GE offers Citi starting point for fixing CEO pay

April 20, 2012

By Agnes Crane and Antony Currie
The authors are Reuters Breakingviews columnists. The opinions expressed are their own.

All is not lost for Vikram Pandit. While a majority of Citigroup shareholders voted against the chief executive’s pay package at this week’s annual meeting, there’s still a way to incentivize him while also benefiting investors. General Electric, which faced similar unrest over pay last year, offers a good starting point.

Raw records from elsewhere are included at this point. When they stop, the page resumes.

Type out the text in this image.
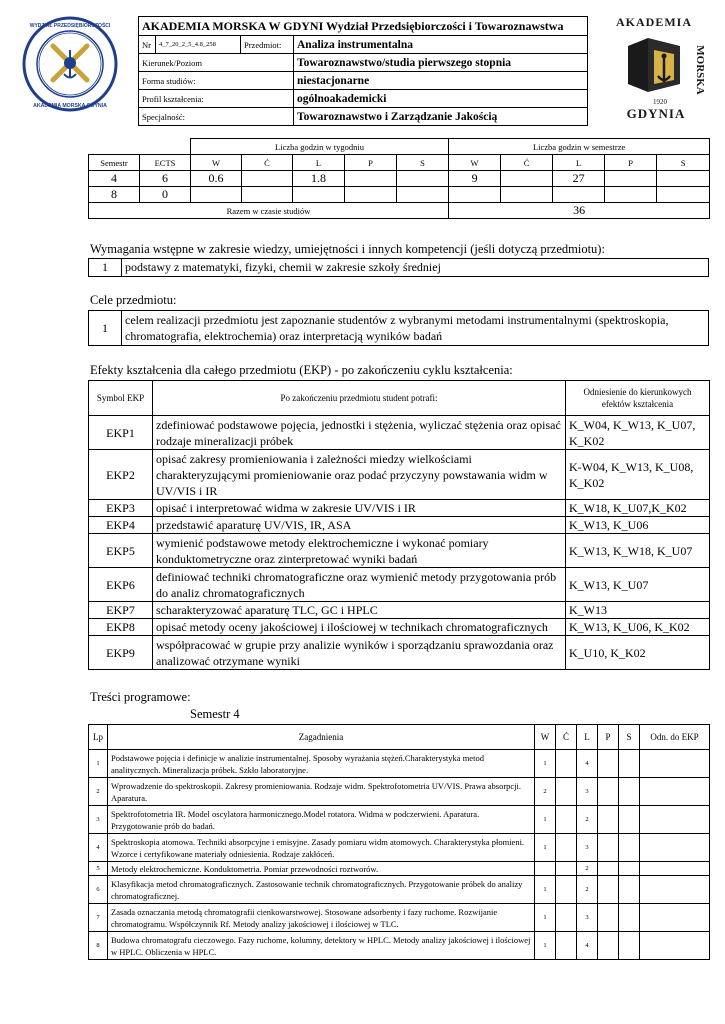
WYDZIAŁ PRZEDSIĘBIORCZOŚCI
AKADEMIA MORSKA GDYNIA
AKADEMIA
MORSKA
1920
GDYNIA
AKADEMIA MORSKA W GDYNI Wydział Przedsiębiorczości i Towaroznawstwa			
Nr	4_7_20_2_5_4.8_258	Przedmiot:	Analiza instrumentalna
Kierunek/Poziom			Towaroznawstwo/studia pierwszego stopnia
Forma studiów:			niestacjonarne
Profil kształcenia:			ogólnoakademicki
Specjalność:			Towaroznawstwo i Zarządzanie Jakością
		Liczba godzin w tygodniu					Liczba godzin w semestrze				
Semestr	ECTS	W	Ć	L	P	S	W	Ć	L	P	S
4	6	0.6		1.8			9		27		
8	0										
Razem w czasie studiów							36				
Wymagania wstępne w zakresie wiedzy, umiejętności i innych kompetencji (jeśli dotyczą przedmiotu):
1	podstawy z matematyki, fizyki, chemii w zakresie szkoły średniej
Cele przedmiotu:
1	celem realizacji przedmiotu jest zapoznanie studentów z wybranymi metodami instrumentalnymi (spektroskopia, chromatografia, elektrochemia) oraz interpretacją wyników badań
Efekty kształcenia dla całego przedmiotu (EKP) - po zakończeniu cyklu kształcenia:
Symbol EKP	Po zakończeniu przedmiotu student potrafi:	Odniesienie do kierunkowych efektów kształcenia
EKP1	zdefiniować podstawowe pojęcia, jednostki i stężenia, wyliczać stężenia oraz opisać rodzaje mineralizacji próbek	K_W04, K_W13, K_U07, K_K02
EKP2	opisać zakresy promieniowania i zależności miedzy wielkościami charakteryzującymi promieniowanie oraz podać przyczyny powstawania widm w UV/VIS i IR	K-W04, K_W13, K_U08, K_K02
EKP3	opisać i interpretować widma w zakresie UV/VIS i IR	K_W18, K_U07,K_K02
EKP4	przedstawić aparaturę UV/VIS, IR, ASA	K_W13, K_U06
EKP5	wymienić podstawowe metody elektrochemiczne i wykonać pomiary konduktometryczne oraz zinterpretować wyniki badań	K_W13, K_W18, K_U07
EKP6	definiować techniki chromatograficzne oraz wymienić metody przygotowania prób do analiz chromatograficznych	K_W13, K_U07
EKP7	scharakteryzować aparaturę TLC, GC i HPLC	K_W13
EKP8	opisać metody oceny jakościowej i ilościowej w technikach chromatograficznych	K_W13, K_U06, K_K02
EKP9	współpracować w grupie przy analizie wyników i sporządzaniu sprawozdania oraz analizować otrzymane wyniki	K_U10, K_K02
Treści programowe:
Semestr 4
Lp	Zagadnienia	W	Ć	L	P	S	Odn. do EKP
1	Podstawowe pojęcia i definicje w analizie instrumentalnej. Sposoby wyrażania stężeń.Charakterystyka metod analitycznych. Mineralizacja próbek. Szkło laboratoryjne.	1		4			
2	Wprowadzenie do spektroskopii. Zakresy promieniowania. Rodzaje widm. Spektrofotometria UV/VIS. Prawa absorpcji. Aparatura.	2		3			
3	Spektrofotometria IR. Model oscylatora harmonicznego.Model rotatora. Widma w podczerwieni. Aparatura. Przygotowanie prób do badań.	1		2			
4	Spektroskopia atomowa. Techniki absorpcyjne i emisyjne. Zasady pomiaru widm atomowych. Charakterystyka płomieni. Wzorce i certyfikowane materiały odniesienia. Rodzaje zakłóceń.	1		3			
5	Metody elektrochemiczne. Konduktometria. Pomiar przewodności roztworów.			2			
6	Klasyfikacja metod chromatograficznych. Zastosowanie technik chromatograficznych. Przygotowanie próbek do analizy chromatograficznej.	1		2			
7	Zasada oznaczania metodą chromatografii cienkowarstwowej. Stosowane adsorbenty i fazy ruchome. Rozwijanie chromatogramu. Współczynnik Rf. Metody analizy jakościowej i ilościowej w TLC.	1		3			
8	Budowa chromatografu cieczowego. Fazy ruchome, kolumny, detektory w HPLC. Metody analizy jakościowej i ilościowej w HPLC. Obliczenia w HPLC.	1		4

A number of the Connecticut conglomerate’s owners last year told the company they weren’t happy with the long-term incentive plan it had given chairman and CEO Jeffrey Immelt. In response, GE changed two of the absolute and relative targets the company needed to hit before awarding Immelt his full whack of two million options over GE shares.

Immelt will only get half of the options if GE’s industrial operations generate at least $55 billion of cash flow over a four-year period ending in December 2014. That’s no simple feat: based on last year’s showing, GE would fall $6.6 billion short. To receive the other half, GE’s total shareholder return has to meet, or exceed, the S&P 500’s. Again, that’s no foregone conclusion: GE has underperformed since 2008.

Similar fixes could be made to Pandit’s package. For instance, he’s slated to receive 0.55 percent of whatever Citi’s core business cumulatively earns over 2012 and 2013 as long as it’s at least $12 billion – meaning a minimum of $6.5 million for Pandit. Yet Citicorp raked in just over half the target amount in the first quarter alone and $30 billion over the previous two years. The pay wasn’t the problem – the target was just too low.

Similarly, Citi set touchy-feely targets for Pandit in return for a $10 million award of deferred stock. Ensuring the bank has adequate capital, decent people, good risk management and exercises responsible finance are basic tasks for the boss. Replacing these with a less subjective metric, like hitting a certain return on equity or beating the KBW banks index would better align the interests of the CEO and shareholders.

Indeed, Citi could even one-up GE by inserting a sliding scale that would award Pandit even more riches if he exceeds his goals. Of course, that would require robust oversight and risk management to ensure the boss doesn’t sacrifice long-term sustainability for short-term profitability. But paying Pandit handsomely for doing an excellent job is a luxury problem Citi’s shareholders might be willing to welcome.